Mercithon 23 Dubai: Church launches fundraiser for migrants with cancer
The goal is to raise at least one million dollars to treat 53 people, aged 22 to 80, from the Philippines, India, Sri Lanka, Lebanon, Pakistan and Nigeria. The initiative includes a walk next Sunday. Government agencies are among the sponsors.
Dubai (AsiaNews) – St Mary’s Catholic Church in Dubai, United Arab Emirates (UAE), has launched a campaign to raise funds to help cancer patients who lack the financial means to pay for their treatment, especially migrant workers from the Philippines, India, Sri Lanka, Lebanon, Pakistan and Nigeria who could not otherwise pay for medical drugs and hospital care.
For the promoters of the initiative, this is a way to show the other side of the emirate, often celebrated for its buoyant economy and investment possibilities, which sometimes comes with a price paid by a mass of exploited and marginalised workers.
The fundraiser promoted by Dubai's oldest parish is expected to benefit 53 poor cancer patients. Dubbed Mercithon 23, it includes a walk next Sunday that starts at the Dubai Creek Park.
The walkathon also seeks to raise awareness among the local and immigrant communities of the importance of financial assistance and healthcare for low-wage workers affected by life-threatening diseases and requiring long-term, expensive care.
The aim, organisers told The National newspaper, is, first of all, to break down the financial barriers that hinder care, and raise Dh4 million (US$ 1.08 million) from businesses and the general public.
The patients involved are aged 22 to 80 years and in most cases have a disease that can be treated with appropriate care.
Ahead of the Mercithon, about a thousand students from St Mary’s Catholic school on Wednesday came together to promote awareness among families and society. They lined up to form the famous ribbon, symbol of the fight against cancer (pictured), in the parish gardens, as well as the number 51 to represent the number of years since the seven emirates federated.

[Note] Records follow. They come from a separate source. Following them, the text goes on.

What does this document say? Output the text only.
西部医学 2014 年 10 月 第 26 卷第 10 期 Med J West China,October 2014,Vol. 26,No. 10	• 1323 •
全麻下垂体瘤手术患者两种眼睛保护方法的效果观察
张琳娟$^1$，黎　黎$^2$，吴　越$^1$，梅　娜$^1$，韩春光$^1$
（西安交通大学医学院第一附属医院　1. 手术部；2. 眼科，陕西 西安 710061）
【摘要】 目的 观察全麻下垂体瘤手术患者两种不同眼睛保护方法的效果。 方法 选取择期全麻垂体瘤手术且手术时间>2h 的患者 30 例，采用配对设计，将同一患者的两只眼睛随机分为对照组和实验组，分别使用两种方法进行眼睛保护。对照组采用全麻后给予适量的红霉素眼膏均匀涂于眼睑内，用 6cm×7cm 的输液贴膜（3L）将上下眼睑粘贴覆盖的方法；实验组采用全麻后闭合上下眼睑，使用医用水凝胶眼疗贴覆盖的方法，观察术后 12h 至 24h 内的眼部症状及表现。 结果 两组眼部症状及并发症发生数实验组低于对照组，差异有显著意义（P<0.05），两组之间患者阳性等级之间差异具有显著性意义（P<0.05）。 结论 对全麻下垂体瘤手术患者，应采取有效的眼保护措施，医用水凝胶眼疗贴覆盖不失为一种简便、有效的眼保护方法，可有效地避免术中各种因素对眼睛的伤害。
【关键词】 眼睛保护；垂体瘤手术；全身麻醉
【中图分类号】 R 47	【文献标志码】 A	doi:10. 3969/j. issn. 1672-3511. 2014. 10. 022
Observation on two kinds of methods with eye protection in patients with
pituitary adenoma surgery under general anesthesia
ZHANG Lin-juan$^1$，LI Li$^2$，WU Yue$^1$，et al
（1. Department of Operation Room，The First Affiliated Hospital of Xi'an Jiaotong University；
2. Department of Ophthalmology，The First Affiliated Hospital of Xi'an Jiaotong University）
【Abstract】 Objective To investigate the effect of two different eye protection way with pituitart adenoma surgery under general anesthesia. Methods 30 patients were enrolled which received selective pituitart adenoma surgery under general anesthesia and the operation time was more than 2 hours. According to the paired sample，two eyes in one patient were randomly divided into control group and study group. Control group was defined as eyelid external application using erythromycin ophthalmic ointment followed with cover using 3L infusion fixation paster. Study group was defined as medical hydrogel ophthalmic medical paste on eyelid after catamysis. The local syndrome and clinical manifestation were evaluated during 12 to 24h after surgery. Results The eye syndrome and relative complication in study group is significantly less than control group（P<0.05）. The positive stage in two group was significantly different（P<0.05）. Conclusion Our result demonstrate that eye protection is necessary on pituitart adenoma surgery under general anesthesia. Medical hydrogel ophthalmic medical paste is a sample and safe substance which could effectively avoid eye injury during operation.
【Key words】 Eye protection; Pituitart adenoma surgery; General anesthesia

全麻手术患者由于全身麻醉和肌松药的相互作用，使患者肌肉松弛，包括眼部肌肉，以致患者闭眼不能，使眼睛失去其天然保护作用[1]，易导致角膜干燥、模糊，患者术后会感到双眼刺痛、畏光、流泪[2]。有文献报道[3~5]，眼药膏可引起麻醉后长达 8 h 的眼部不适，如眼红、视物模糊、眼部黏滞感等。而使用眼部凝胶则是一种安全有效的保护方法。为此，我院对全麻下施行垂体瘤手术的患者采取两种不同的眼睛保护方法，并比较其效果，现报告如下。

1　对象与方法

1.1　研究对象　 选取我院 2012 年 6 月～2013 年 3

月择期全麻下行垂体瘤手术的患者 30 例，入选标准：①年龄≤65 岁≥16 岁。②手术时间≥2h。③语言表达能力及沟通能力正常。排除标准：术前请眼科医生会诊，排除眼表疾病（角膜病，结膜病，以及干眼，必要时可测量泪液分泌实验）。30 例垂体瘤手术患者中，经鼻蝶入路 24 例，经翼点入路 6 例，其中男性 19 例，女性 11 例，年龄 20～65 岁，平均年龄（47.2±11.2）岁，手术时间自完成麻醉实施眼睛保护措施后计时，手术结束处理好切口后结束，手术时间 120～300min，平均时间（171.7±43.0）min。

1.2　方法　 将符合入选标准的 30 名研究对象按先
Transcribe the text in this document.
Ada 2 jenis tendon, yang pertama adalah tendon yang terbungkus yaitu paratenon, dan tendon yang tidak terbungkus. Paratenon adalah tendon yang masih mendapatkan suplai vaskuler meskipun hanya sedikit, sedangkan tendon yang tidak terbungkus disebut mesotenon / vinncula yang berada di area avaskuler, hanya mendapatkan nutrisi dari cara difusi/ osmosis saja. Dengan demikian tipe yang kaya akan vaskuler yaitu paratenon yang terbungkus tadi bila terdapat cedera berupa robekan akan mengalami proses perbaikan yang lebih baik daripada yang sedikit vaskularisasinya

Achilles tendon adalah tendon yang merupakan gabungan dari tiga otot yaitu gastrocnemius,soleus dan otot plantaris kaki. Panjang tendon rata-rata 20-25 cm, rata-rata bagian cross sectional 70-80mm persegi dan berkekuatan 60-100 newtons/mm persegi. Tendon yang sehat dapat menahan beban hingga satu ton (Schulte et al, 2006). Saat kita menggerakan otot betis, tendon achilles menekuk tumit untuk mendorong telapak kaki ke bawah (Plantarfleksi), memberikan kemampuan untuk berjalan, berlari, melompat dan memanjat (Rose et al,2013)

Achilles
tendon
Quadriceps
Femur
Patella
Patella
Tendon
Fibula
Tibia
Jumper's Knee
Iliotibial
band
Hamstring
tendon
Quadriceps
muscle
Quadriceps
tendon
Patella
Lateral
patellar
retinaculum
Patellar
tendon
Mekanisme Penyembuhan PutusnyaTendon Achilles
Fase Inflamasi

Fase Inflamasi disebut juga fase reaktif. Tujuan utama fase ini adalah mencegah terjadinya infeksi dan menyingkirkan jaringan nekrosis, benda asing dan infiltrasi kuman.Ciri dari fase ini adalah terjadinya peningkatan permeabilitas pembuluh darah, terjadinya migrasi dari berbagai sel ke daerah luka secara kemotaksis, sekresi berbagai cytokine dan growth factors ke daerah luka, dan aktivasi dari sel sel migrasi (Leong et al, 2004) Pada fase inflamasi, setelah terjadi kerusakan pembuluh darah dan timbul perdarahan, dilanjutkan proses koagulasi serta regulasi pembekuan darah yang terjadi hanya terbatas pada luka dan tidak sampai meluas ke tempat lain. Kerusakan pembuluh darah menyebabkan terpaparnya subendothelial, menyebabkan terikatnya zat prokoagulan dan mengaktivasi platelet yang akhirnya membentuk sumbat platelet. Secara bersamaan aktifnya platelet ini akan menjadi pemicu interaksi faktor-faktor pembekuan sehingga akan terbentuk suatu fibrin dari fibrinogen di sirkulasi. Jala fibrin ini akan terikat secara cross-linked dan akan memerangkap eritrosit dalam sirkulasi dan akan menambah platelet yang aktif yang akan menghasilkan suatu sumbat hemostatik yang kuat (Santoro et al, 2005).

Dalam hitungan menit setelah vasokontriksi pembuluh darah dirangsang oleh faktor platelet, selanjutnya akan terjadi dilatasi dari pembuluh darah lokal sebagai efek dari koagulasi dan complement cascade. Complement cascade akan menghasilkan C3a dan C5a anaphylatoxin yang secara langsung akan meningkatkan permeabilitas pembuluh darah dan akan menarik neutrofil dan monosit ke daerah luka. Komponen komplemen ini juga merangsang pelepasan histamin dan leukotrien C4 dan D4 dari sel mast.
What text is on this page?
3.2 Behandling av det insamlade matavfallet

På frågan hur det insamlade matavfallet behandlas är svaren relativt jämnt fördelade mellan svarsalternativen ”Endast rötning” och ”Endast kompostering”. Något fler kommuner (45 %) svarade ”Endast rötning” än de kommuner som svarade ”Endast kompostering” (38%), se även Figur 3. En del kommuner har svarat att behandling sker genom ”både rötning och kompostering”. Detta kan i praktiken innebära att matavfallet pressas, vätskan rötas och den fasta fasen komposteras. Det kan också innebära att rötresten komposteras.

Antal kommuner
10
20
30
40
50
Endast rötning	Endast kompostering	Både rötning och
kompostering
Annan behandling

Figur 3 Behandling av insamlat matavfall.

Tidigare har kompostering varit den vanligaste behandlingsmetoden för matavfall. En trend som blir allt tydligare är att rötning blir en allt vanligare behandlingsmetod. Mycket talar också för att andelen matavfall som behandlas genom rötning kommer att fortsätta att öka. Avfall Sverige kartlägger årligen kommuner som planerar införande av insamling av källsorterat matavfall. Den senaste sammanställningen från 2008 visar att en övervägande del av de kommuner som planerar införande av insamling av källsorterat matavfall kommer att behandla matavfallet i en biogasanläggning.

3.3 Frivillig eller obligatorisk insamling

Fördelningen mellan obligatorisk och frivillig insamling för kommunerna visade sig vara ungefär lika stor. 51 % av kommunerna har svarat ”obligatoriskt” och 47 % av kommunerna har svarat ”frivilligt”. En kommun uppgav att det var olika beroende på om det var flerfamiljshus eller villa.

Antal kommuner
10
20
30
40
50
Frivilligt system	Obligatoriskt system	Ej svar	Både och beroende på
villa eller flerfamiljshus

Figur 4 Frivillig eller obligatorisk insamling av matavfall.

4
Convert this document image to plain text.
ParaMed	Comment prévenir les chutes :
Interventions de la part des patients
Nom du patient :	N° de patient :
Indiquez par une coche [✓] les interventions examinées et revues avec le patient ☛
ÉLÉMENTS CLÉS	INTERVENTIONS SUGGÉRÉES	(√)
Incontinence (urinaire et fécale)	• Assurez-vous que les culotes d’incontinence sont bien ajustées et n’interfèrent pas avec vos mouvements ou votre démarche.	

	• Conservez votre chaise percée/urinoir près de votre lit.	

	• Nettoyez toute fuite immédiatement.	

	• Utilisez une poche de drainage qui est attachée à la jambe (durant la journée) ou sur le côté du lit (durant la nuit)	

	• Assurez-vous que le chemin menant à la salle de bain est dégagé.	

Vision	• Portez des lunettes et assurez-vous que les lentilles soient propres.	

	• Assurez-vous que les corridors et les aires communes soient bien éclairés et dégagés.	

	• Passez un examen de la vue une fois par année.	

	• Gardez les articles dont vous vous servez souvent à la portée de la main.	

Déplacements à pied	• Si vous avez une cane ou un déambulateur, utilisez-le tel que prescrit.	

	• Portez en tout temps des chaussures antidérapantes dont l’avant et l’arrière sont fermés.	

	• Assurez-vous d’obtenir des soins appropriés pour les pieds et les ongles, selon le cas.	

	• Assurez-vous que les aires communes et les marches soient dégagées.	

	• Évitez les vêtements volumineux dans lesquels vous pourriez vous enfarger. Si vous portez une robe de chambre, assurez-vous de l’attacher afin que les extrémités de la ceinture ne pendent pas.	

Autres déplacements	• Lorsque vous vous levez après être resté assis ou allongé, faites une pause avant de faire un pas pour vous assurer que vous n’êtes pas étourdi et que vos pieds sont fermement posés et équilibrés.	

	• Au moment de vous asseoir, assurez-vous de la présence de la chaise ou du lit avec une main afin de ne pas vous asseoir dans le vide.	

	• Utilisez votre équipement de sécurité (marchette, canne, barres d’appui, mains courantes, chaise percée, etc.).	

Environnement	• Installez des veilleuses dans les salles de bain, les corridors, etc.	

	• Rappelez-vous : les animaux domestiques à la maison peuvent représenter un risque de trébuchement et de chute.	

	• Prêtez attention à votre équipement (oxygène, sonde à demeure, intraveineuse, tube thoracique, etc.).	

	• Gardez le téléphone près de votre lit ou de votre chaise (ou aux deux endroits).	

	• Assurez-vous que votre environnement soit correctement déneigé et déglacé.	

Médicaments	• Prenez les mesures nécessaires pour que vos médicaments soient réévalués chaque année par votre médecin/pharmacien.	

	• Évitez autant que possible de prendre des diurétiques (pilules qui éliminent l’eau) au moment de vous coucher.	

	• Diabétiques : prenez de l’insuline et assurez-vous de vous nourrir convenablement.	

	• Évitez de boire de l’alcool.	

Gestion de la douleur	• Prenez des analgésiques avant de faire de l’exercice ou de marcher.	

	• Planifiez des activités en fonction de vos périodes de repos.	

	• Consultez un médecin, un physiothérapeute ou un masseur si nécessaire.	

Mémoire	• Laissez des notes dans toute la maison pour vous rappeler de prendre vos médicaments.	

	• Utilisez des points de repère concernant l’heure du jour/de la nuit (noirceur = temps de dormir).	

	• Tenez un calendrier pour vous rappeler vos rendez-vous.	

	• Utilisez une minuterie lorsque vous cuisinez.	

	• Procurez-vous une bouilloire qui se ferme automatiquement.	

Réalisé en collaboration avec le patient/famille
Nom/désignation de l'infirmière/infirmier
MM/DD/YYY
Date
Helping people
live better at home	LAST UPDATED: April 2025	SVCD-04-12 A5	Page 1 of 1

Additionally, the event is designed to thank government agencies that support patients with limited means. Public fund-raising is strictly regulated and requires government authorisation.
Significantly, the event was sponsored by the Dubai Health Authority and the Community Development Authority.
The Mercithon charity walk will start at 8 am and end at 4 pm. All information is available on the parish’s website.
“We stand together for a great cause to help cancer warriors who have such a strong will to live,” said Fr Lennie Connully, St Mary’s parish priest. “The patients we hope to support are from the Philippines, India, Sri Lanka, Lebanon, Pakistan and Nigeria.”
Many of the patients work as babysitters, domestic workers, cleaners and maintenance staff. “We want to show solidarity with needy cancer patients who have courage and determination to fight this,” Fr Connully added.
Event organisers hope to see at least 15,000 people show up this weekend.
Evan Rose, a sales executive from the Philippines, was overwhelmed by the number of people coming together to help underprivileged residents.
The 42-year-old has stage three breast cancer but cannot afford the cost of chemotherapy and has spent hundreds of dollars over the past year on medication to control the infections and bleeding caused by the cancer.
“I don’t want to die, I really want this thing to be removed,” she said. “I want to be an inspiration as a person who fought cancer” because “Cancer is curable and I’m hopeful I can start treatment soon.”